Grand Wash springsnail
- Conservation status: Vulnerable (IUCN 2.3)

Scientific classification
- Kingdom: Animalia
- Phylum: Mollusca
- Class: Gastropoda
- Subclass: Caenogastropoda
- Order: Littorinimorpha
- Family: Hydrobiidae
- Genus: Pyrgulopsis
- Species: P. bacchus
- Binomial name: Pyrgulopsis bacchus Hershler, 1988

= Grand Wash springsnail =

- Genus: Pyrgulopsis
- Species: bacchus
- Authority: Hershler, 1988
- Conservation status: VU

Species of mollusc

The Grand Wash springsnail (Pyrgulopsis bacchus) is a species of freshwater snail in the family Hydrobiidae, the mud snails. It is endemic to Mohave County, Arizona, in the United States.

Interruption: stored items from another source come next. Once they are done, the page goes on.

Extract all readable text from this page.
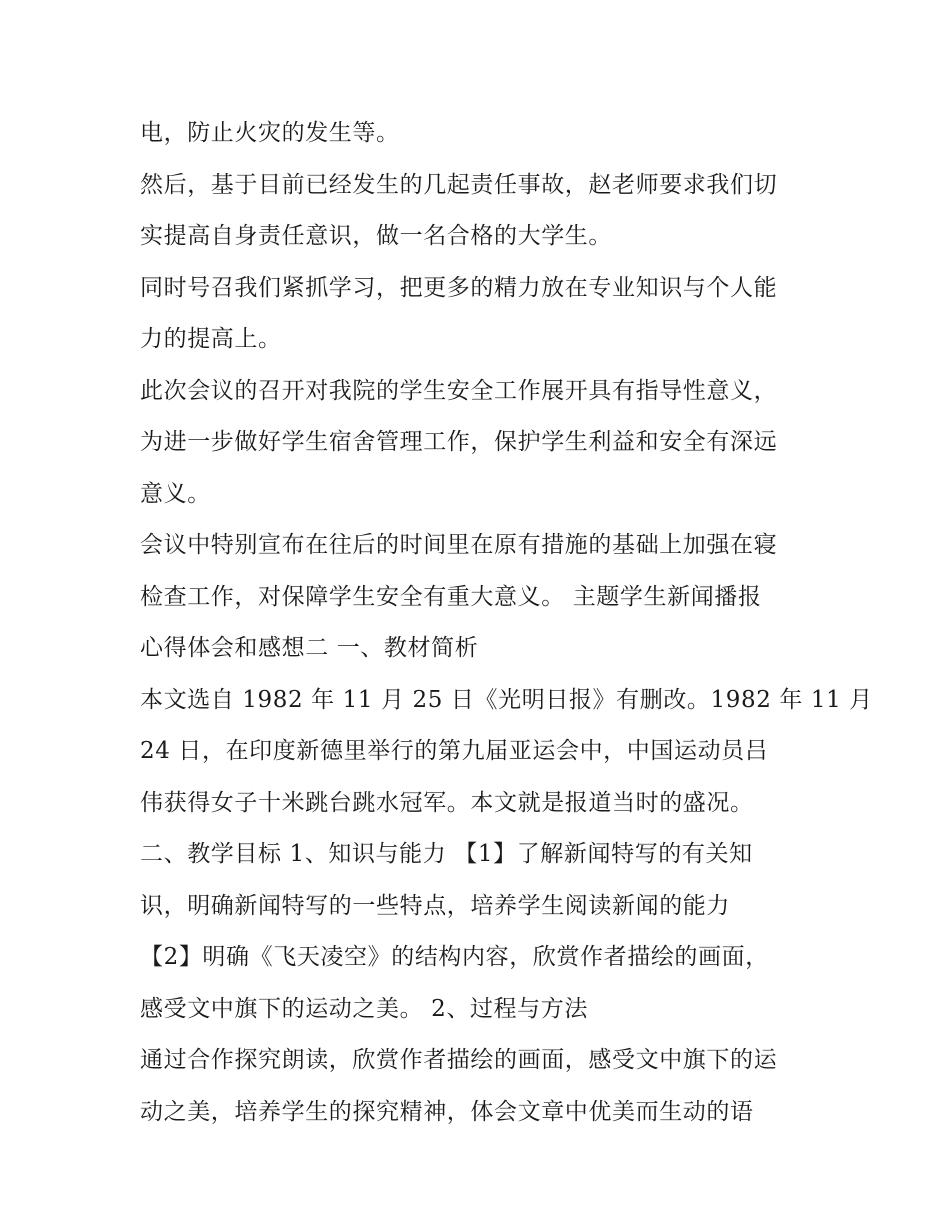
电，防止火灾的发生等。
然后，基于目前已经发生的几起责任事故，赵老师要求我们切
实提高自身责任意识，做一名合格的大学生。
同时号召我们紧抓学习，把更多的精力放在专业知识与个人能
力的提高上。
此次会议的召开对我院的学生安全工作展开具有指导性意义，
为进一步做好学生宿舍管理工作，保护学生利益和安全有深远
意义。
会议中特别宣布在往后的时间里在原有措施的基础上加强在寝
检查工作，对保障学生安全有重大意义。 主题学生新闻播报
心得体会和感想二 一、教材简析
本文选自 1982 年 11 月 25 日《光明日报》有删改。1982 年 11 月
24 日，在印度新德里举行的第九届亚运会中，中国运动员吕
伟获得女子十米跳台跳水冠军。本文就是报道当时的盛况。
二、教学目标 1、知识与能力 【1】了解新闻特写的有关知
识，明确新闻特写的一些特点，培养学生阅读新闻的能力
【2】明确《飞天凌空》的结构内容，欣赏作者描绘的画面，
感受文中旗下的运动之美。 2、过程与方法
通过合作探究朗读，欣赏作者描绘的画面，感受文中旗下的运
动之美，培养学生的探究精神，体会文章中优美而生动的语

The snail is known only from Grand Wash, a watershed near Lake Mead. Shells that may belong to this species have also been collected in southern Nevada. The snail occurs in a few springs in its range, where it feeds on algae and detritus. Though very limited in distribution, it can be abundant in its native springs, with up to 50 individuals congregating on a single leaf in the water.

==Description==
Pyrgulopsis bacchus is a small snail that has a height of 2.3–3.1 mm and an ovate-conic, medium-sized shell. Its differentiated from other Pyrgulopsis in that its penial filament has a short lobe and medium length filament with the penial ornament consisting of a transverse, often fragmented terminal gland.